Selbst wenn durch das Landratsamt kein Hinweis auf die Listen im Internet erfolgt wäre, wäre es entgegen der Auffassung des Antragstellers auch nicht erforderlich, alle für den Antragsteller in einer zweistündigen Autofahrt erreichbaren Begutachtungsstellen ausdrücklich zu nennen, um die Anforderungen des § 11 Abs. 6 Satz 2 FeV zu erfüllen (a.A. VG Oldenburg, B.v. 10.8.2010 – 7 A 1458/10 – juris Rn. 19). Es trifft zwar zu, dass Begutachtungsstellen anzugeben sind und das völlige Fehlen einer Angabe die Begutachtungsanordnung rechtswidrig macht (vgl. VG München, B.v. 11.10.2016 – M 26 S 16.3697 – ZfSch 2016, 719). Dem Wortlaut des § 11 Abs. 6 Satz 2 FeV ist aber nicht zu entnehmen, wie die Auswahl aus den im Bundesgebiet zahlreich vorhandenen und für jeden Verkehrsteilnehmer frei wählbaren Begutachtungsstellen erfolgen soll. Eine Entfernung entsprechend einer zweistündigen Autofahrt vom Wohnort des Betroffenen ist jedenfalls kein sinnvolles Kriterium, denn es ist nicht ersichtlich, wie eine solche Abgrenzung durch die Fahrerlaubnisbehörde rechtssicher getroffen werden könnte. Die Auswahl muss demgegenüber nur willkürfrei erfolgen und kann sich auch auf eine begrenzte Zahl an Stellen im näheren Einzugsbereich der Fahrerlaubnisbehörde oder des Wohnsitzes des Betroffenen beschränken. Dass die Auswahl hier willkürlich erfolgt ist, hat der Antragsteller weder vorgetragen noch sind Anhaltspunkte dafür ersichtlich. Außerdem erweckt die vom Landratsamt übersandte Anlage nicht den Anschein der Vollständigkeit, sondern enthält den ausdrücklichen Hinweis, der Antragsteller könne das Gutachten unabhängig von den Vorschlägen des Landratsamts bei jeder entsprechend qualifizierten Stelle erstellen lassen.

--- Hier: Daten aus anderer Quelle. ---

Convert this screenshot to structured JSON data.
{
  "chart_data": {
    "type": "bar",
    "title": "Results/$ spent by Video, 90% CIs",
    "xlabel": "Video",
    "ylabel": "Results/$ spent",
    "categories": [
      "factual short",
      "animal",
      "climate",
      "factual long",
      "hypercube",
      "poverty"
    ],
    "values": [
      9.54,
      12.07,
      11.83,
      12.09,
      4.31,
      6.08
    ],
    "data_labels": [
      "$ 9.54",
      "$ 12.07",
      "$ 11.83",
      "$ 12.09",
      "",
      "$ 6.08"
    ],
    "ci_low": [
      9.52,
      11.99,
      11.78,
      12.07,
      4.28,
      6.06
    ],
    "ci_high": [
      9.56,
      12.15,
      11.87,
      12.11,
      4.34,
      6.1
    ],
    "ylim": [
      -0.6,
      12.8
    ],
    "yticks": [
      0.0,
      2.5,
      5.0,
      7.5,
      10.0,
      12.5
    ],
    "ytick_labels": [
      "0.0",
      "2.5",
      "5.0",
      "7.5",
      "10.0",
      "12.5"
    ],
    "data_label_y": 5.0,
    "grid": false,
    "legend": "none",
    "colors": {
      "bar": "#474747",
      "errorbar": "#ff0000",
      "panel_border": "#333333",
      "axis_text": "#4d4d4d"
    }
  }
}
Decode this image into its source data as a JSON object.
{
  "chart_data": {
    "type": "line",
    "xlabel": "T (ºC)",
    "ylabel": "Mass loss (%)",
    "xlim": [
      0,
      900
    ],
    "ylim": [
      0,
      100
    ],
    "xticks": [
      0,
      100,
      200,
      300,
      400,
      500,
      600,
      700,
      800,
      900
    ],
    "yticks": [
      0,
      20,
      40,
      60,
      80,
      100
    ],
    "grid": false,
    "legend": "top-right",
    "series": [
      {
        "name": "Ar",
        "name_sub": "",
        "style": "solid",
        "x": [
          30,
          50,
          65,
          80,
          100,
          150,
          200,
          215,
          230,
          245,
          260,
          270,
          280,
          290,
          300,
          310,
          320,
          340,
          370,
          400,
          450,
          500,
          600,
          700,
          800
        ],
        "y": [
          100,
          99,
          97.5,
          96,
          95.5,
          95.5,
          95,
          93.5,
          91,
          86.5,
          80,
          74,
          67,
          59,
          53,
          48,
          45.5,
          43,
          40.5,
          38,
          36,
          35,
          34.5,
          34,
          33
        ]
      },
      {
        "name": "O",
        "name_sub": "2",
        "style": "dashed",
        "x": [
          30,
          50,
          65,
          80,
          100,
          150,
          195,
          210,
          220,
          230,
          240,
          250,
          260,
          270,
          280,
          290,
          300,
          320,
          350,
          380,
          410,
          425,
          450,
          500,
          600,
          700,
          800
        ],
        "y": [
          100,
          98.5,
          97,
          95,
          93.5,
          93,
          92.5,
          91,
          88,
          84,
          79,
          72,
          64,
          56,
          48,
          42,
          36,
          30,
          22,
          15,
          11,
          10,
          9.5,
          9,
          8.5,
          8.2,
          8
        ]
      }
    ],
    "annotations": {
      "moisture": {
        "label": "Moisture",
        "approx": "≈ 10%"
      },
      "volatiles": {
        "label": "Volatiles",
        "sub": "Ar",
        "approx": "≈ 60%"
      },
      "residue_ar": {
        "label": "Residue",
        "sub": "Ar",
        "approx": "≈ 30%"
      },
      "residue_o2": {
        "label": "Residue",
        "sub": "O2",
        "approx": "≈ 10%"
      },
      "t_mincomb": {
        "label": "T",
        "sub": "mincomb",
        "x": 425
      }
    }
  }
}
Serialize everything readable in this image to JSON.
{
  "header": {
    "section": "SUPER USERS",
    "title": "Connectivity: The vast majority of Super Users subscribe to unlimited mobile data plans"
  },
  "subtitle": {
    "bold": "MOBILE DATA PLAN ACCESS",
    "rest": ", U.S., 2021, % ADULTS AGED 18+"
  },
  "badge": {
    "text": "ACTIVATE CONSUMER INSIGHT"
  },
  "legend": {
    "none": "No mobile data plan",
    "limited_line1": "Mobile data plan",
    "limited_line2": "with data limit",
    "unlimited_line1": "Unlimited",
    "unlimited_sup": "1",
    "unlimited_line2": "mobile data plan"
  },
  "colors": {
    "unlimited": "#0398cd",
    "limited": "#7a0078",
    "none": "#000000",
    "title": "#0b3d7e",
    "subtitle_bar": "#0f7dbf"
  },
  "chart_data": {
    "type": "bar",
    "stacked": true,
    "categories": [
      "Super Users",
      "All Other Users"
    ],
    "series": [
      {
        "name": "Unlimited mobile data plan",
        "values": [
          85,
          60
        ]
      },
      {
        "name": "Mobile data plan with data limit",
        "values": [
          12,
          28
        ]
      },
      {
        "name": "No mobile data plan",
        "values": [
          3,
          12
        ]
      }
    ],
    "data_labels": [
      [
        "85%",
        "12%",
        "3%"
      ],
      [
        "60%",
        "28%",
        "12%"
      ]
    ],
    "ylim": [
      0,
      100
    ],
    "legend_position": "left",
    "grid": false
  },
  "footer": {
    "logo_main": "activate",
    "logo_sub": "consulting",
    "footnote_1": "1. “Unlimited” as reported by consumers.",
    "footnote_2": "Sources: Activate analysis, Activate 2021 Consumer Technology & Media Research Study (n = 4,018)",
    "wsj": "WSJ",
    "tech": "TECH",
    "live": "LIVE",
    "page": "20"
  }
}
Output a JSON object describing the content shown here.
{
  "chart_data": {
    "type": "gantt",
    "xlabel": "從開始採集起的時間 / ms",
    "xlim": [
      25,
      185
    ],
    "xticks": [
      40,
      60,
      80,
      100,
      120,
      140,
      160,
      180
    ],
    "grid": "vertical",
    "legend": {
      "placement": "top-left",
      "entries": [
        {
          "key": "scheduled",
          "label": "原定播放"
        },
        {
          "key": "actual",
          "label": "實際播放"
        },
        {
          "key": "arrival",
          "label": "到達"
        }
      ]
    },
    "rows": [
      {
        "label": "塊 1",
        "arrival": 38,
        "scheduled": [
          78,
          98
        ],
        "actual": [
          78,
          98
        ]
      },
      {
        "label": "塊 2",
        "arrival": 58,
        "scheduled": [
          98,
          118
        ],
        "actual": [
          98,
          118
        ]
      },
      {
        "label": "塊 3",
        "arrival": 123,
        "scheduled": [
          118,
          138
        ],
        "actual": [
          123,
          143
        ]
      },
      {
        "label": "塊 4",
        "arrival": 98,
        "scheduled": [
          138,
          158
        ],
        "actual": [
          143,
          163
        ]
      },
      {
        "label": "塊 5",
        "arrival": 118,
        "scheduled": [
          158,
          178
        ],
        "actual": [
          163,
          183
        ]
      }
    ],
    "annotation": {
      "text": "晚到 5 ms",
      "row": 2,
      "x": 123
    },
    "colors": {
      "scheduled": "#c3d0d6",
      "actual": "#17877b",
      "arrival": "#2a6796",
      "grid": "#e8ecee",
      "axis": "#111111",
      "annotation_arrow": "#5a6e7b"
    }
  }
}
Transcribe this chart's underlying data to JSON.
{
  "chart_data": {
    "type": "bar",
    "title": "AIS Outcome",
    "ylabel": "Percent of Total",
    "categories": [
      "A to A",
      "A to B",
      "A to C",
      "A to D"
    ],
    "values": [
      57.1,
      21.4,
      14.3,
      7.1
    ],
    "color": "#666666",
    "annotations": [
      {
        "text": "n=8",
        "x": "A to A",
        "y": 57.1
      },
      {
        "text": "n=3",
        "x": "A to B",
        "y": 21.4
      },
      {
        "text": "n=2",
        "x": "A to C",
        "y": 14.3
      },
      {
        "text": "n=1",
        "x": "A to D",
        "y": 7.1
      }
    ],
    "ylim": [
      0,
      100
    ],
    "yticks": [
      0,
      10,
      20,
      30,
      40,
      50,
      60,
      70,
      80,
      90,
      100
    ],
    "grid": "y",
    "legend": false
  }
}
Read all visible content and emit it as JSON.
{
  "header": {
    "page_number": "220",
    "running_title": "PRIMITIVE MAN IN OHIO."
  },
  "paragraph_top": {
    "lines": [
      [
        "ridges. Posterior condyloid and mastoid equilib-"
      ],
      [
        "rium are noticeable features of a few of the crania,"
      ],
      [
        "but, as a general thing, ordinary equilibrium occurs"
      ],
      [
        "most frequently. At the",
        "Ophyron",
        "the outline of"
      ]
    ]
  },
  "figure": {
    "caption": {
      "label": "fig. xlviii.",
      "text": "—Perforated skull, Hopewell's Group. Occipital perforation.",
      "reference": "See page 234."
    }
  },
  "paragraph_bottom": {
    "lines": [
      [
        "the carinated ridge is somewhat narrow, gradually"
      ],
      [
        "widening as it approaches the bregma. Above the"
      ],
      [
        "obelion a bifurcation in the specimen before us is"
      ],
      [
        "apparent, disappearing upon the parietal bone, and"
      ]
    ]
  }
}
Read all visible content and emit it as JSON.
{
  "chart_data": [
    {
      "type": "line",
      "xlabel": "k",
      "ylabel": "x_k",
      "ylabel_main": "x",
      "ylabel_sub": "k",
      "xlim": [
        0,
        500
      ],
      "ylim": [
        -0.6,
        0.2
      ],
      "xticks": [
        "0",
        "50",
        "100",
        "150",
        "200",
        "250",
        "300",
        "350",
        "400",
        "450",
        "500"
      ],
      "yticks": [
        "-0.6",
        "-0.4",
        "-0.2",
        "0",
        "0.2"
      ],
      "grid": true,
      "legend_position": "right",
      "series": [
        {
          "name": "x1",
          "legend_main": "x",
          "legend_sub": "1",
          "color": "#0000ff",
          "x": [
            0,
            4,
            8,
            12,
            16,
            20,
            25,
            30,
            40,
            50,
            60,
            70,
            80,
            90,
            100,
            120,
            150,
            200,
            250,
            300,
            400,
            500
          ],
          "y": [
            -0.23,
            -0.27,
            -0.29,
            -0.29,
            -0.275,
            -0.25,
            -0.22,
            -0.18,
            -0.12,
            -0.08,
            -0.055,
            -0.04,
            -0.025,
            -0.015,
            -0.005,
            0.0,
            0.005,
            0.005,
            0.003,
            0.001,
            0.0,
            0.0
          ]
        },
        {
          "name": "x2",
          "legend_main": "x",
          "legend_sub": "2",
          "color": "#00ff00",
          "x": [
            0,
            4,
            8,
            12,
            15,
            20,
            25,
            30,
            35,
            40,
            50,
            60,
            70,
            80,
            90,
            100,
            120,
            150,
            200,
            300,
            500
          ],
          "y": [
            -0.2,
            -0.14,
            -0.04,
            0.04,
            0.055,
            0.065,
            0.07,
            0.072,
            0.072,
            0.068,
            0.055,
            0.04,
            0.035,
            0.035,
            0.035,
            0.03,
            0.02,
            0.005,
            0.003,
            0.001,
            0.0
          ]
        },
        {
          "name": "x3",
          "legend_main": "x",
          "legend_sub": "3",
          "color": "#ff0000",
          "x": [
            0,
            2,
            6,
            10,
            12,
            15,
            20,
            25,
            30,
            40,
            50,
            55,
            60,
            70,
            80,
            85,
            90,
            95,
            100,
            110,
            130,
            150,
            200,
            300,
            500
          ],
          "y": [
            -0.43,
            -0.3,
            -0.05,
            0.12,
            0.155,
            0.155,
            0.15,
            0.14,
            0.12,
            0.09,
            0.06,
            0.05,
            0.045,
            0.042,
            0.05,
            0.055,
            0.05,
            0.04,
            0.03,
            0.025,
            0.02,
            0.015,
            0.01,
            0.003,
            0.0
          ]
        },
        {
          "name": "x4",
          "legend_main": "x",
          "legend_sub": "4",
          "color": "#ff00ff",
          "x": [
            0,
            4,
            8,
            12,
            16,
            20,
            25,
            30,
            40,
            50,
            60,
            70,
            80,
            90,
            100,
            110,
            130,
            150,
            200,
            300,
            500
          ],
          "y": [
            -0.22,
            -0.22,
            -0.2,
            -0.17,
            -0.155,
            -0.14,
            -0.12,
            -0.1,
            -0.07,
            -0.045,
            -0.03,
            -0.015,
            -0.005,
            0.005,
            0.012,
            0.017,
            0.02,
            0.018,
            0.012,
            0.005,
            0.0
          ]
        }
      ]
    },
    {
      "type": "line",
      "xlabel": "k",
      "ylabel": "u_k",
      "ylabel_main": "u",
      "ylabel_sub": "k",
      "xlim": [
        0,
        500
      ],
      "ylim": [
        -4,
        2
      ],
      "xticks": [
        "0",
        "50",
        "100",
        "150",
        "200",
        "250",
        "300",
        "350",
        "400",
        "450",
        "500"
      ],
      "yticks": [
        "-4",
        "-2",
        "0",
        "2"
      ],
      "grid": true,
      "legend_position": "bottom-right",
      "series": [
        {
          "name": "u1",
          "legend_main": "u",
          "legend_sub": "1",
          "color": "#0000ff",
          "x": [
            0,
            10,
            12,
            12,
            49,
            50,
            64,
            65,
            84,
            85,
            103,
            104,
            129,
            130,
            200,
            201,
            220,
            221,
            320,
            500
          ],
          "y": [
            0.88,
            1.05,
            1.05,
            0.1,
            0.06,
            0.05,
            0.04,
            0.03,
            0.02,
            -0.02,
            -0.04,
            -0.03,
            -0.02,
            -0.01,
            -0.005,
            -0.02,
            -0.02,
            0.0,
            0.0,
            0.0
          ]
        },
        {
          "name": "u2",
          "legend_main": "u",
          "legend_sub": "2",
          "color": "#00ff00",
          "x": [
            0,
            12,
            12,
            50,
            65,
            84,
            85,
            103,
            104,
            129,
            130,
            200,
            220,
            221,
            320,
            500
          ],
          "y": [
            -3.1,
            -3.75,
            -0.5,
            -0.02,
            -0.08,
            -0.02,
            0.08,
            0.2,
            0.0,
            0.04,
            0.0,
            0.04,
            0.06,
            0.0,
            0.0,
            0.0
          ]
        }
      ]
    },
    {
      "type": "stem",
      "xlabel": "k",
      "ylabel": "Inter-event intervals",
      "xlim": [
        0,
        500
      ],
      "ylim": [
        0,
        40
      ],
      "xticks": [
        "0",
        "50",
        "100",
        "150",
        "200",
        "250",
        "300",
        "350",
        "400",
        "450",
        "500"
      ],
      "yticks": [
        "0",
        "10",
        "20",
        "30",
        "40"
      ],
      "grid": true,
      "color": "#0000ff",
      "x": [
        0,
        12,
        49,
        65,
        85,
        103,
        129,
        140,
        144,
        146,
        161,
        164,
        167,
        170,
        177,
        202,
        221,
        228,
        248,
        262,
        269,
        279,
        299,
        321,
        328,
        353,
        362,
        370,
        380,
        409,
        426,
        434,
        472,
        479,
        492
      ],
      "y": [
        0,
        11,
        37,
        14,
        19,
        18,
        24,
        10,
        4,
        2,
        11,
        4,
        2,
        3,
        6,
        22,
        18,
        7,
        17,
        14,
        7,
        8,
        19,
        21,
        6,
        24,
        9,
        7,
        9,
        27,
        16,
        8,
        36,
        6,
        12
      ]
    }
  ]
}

Die Beschwerde war daher mit der Kostenfolge des § 154 Abs. 2 VwGO zurückzuweisen. Die Streitwertfestsetzung beruht auf § 47, § 52 Abs. 1 i.V.m. § 53 Abs. 2 Nr. 2 GKG und den Empfehlungen in Nr. 1.5 Satz 1 und 46.3 des Streitwertkatalogs für die Verwaltungsgerichtsbarkeit (abgedruckt in Kopp/Schenke, VwGO, 23. Aufl. 2017, Anh. § 164 Rn. 14).
Dieser Beschluss ist unanfechtbar (§ 152 Abs. 1 VwGO).